The foundation for the premillennial doctrine is the promises made to Abraham, Isaac and Jacob. The land was promised to Abraham and his descendants. Acts 7:5 says, "He (God) gave him no inheritance here, not even a foot of ground. But God promised him that he and his descendants after him would posses the land, even though at that time Abraham had no child." The land was promised to Abraham, but as Hebrews 11:13 says of Abraham, Isaac and Jacob, "All these people were still living by faith when they died. They did not receive the things promised; they only saw them and welcomed them from a distance." So the promise of the land to Abraham has clearly not been fulfilled by God yet. In Matthew 22:23-33, Jesus refutes the Sadducees and proves the fact of the resurrection by saying, "Have you not read what God said to you, 'I am the God of Abraham, the God of Isaac and the God of Jacob'? He is not the God of the dead but of the living." The significance of this statement is that it refers to the promises to Abraham (Isaac and Jacob also) that they would dwell in the land. Since they died without receiving the land, the resurrection from the dead has to happen for God to keep his promise. This is the foundation for the earthly kingdom of Jesus in which Abraham, Isaac and Jacob will then dwell in the land. Only by the use of the allegorical method of interpretation and the "spiritualization" of scripture can this truth be misunderstood.

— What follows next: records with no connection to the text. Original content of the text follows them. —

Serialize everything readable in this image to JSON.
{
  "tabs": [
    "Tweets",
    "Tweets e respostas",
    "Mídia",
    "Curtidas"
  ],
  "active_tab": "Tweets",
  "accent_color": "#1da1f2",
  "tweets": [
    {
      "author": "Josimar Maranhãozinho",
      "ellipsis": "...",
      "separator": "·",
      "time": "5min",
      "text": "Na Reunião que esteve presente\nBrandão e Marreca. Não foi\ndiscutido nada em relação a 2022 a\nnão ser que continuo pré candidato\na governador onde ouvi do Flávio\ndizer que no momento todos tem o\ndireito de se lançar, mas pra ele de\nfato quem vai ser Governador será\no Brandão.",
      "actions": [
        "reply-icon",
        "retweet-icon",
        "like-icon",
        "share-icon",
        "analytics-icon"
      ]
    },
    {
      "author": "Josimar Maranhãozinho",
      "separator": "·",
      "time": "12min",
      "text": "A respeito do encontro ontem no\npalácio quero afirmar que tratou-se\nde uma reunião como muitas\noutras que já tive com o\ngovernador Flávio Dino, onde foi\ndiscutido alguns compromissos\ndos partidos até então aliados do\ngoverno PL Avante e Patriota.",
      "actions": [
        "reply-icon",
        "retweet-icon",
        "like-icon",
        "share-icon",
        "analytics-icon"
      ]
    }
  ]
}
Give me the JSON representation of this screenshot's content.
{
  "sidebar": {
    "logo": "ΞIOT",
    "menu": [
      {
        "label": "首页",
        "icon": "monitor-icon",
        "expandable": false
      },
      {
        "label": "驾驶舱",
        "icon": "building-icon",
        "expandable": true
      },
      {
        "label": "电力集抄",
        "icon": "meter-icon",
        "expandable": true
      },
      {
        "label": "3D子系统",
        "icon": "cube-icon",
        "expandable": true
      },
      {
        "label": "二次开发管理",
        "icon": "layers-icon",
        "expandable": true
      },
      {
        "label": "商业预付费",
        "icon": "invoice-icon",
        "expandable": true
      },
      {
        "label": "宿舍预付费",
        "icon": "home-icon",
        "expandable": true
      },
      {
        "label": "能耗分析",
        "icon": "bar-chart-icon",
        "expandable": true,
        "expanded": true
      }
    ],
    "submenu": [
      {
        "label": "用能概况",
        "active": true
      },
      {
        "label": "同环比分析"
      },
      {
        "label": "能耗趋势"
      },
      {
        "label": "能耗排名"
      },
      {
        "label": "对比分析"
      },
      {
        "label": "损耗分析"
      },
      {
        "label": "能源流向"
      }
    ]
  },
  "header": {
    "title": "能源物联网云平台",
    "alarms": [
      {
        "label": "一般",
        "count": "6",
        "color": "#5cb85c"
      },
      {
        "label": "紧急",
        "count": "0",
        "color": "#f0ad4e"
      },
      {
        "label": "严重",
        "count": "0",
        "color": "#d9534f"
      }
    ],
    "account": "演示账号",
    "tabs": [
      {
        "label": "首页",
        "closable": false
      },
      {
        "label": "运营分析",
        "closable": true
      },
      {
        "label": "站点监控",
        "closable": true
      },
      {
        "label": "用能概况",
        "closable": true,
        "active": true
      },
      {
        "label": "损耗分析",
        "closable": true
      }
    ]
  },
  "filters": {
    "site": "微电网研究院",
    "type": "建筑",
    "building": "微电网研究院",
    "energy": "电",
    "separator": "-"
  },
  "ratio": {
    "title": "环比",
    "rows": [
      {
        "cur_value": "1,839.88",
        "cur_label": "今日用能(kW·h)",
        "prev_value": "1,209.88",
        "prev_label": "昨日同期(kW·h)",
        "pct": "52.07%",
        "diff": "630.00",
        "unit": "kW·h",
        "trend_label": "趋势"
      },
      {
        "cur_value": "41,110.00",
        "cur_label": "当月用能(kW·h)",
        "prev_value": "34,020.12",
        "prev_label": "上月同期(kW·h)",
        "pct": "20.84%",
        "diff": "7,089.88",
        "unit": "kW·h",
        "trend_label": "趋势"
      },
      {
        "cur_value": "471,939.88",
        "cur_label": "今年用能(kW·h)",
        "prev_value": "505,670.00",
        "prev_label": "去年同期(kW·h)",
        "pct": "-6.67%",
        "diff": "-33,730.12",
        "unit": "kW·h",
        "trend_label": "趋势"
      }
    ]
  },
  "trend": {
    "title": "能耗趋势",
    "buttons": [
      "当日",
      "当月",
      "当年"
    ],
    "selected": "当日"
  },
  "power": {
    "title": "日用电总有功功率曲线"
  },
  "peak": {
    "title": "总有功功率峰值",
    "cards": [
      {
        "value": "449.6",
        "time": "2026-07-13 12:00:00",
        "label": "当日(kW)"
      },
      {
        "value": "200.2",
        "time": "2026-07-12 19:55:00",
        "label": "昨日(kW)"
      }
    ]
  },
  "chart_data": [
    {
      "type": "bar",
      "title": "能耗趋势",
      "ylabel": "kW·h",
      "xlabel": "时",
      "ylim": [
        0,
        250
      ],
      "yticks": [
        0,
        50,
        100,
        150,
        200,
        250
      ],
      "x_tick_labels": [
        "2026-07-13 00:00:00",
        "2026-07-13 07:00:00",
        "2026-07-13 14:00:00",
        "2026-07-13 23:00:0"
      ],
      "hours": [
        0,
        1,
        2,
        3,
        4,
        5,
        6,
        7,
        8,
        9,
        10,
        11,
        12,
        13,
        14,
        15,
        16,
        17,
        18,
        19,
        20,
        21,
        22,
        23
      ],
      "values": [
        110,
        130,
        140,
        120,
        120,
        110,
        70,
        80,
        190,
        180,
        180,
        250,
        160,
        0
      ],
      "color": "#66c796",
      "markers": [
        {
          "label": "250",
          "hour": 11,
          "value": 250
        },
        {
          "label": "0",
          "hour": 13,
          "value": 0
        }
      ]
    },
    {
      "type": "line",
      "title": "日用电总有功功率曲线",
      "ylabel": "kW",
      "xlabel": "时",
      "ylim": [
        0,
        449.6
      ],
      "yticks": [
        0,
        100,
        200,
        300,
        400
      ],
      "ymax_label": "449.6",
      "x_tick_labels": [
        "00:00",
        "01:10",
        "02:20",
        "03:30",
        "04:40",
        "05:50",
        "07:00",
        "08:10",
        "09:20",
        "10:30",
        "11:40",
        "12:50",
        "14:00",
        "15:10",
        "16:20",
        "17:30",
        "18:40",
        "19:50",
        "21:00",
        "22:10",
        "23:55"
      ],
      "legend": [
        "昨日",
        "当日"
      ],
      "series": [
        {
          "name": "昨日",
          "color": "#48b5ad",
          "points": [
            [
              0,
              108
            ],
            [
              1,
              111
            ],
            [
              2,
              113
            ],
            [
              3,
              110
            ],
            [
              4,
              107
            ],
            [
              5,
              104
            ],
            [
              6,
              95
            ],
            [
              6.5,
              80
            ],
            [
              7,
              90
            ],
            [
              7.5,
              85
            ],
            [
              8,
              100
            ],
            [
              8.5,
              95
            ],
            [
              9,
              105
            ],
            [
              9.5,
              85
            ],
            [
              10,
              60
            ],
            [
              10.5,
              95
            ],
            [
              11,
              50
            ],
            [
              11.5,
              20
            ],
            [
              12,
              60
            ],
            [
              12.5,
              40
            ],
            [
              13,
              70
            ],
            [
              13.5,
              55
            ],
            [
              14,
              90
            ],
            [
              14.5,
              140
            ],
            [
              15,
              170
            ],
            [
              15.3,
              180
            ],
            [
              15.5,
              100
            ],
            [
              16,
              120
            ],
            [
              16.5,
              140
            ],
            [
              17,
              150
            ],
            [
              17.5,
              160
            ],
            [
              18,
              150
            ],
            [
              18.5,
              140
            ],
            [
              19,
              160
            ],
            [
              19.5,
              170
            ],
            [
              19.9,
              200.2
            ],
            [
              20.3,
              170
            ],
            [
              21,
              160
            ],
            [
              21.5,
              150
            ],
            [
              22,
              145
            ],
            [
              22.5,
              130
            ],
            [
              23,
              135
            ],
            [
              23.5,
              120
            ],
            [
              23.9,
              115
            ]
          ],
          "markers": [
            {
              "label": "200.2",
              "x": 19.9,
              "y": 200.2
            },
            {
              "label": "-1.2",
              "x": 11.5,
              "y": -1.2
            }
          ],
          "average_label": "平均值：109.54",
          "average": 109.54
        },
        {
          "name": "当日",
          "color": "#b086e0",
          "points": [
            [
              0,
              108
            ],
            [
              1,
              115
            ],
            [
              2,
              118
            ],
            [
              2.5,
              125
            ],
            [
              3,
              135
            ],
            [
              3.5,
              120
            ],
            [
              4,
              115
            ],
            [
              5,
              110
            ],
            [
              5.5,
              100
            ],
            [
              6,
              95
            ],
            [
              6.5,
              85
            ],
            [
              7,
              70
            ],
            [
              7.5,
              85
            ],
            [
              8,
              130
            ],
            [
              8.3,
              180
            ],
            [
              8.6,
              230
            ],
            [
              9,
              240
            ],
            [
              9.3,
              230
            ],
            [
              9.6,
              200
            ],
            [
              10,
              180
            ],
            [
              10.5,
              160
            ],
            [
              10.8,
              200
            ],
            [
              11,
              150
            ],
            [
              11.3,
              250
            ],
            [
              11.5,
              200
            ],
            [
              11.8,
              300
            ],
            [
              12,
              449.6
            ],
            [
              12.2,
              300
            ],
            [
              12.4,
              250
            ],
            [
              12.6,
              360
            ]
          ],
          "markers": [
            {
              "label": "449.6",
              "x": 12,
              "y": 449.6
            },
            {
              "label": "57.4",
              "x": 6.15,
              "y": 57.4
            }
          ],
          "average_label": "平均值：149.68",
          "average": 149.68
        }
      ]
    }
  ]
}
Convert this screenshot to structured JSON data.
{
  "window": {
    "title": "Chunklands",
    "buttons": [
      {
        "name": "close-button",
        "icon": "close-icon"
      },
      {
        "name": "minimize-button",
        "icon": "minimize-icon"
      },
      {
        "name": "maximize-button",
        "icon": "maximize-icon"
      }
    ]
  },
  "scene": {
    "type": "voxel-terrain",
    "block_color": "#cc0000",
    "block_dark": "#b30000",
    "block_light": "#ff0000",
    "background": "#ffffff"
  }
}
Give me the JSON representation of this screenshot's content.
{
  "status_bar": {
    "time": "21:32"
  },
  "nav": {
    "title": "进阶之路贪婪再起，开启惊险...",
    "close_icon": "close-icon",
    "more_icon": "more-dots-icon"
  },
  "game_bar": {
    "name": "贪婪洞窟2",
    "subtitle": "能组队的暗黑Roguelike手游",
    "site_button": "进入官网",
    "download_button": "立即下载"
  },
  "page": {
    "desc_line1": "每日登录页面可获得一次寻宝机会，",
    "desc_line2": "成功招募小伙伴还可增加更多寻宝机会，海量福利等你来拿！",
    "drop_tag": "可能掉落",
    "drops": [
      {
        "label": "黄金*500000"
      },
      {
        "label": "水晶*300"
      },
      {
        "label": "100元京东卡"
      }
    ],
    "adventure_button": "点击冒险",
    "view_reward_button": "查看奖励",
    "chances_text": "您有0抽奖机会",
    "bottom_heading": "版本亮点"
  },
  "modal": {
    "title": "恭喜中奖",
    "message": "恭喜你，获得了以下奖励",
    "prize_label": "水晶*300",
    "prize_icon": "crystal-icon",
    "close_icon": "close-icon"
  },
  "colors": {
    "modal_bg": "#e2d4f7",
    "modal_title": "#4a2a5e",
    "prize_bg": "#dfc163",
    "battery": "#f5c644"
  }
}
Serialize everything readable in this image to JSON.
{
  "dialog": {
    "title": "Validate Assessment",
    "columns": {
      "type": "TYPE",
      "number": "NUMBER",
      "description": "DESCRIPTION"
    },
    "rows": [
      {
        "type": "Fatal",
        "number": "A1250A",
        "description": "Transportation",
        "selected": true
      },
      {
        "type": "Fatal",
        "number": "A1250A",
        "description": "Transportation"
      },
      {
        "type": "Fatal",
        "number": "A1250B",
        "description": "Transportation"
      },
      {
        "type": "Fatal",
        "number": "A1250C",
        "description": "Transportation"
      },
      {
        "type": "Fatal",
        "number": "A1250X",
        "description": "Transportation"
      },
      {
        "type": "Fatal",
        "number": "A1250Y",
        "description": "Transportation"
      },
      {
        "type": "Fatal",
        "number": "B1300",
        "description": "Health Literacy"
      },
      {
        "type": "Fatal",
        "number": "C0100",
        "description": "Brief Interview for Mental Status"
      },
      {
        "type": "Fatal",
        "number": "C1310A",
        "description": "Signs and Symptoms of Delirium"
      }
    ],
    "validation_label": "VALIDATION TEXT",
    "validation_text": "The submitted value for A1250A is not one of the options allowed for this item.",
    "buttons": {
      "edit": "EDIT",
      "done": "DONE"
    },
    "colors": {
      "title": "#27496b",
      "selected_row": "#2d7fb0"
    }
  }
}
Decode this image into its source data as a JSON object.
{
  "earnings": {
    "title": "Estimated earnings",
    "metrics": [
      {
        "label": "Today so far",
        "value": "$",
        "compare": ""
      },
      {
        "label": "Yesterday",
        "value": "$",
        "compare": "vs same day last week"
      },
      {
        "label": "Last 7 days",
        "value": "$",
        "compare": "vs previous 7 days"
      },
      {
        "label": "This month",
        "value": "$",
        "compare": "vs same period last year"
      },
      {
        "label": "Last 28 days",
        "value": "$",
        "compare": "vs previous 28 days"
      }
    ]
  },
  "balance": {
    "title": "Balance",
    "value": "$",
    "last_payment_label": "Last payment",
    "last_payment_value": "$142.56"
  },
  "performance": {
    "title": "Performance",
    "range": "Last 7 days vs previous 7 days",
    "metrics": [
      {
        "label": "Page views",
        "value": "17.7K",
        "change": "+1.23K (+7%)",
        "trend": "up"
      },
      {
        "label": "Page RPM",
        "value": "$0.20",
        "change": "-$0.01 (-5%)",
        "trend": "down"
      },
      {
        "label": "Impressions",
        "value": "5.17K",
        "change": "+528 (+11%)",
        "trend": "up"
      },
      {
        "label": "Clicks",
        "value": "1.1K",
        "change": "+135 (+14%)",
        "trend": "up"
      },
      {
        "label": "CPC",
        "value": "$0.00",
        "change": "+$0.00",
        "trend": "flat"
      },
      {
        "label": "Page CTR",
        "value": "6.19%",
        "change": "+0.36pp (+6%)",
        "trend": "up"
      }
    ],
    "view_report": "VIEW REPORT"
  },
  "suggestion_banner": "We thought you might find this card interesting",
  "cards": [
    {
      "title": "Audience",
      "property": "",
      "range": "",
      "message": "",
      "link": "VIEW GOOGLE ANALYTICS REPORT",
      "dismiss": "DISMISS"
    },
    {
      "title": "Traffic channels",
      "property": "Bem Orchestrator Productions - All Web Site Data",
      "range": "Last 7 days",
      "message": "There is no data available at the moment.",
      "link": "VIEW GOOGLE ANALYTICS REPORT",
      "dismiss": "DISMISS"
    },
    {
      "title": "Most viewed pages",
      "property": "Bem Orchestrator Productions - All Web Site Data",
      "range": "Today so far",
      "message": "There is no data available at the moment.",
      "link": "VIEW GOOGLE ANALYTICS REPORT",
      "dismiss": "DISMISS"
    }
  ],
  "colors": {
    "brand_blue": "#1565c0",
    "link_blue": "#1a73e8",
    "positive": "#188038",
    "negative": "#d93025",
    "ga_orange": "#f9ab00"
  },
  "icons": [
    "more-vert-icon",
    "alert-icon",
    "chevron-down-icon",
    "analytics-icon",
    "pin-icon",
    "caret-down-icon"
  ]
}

Thank you for your question. While I do not agree with your interpretation, you do make a good case. Joshua 21:43 indicates that the land promise was fulfilled. We are urged to imitate the faith of those in whose lifetimes the promises were not fulfilled, but this is not to say that they were not fulfilled subsequently. May I suggest you read Jim McGuiggan's The Kingdom of God and the Planet Earth (recommended elsewhere at this website)? There is another (very different) way to approach this matter.
As for the foundations of premillennialism, I believe there are more:
* Taking the millennium of Revelation 20 literally.
* (Originally) understanding world history as falling into six 1000-year periods, four before Christ (from the creation in 4004), two in the "church age," followed by the final millennial reign of Christ in Jerusalem.
* A fusing of church and state which, while appropriate during most of the span of O.T. history, is no longer appropriate (John 6:15).
The big lesson for all of us in this is reiterated in Hebrews (6:12, 11:39-40, etc). We live in a "gimme" generation. We have fast food and fast cars and we want fast blessings, too. The patriarchs show us to trust in the Lord, even when long periods of time elapse during which, to the unbelieving eye, he does not appear to be faithful to his promises.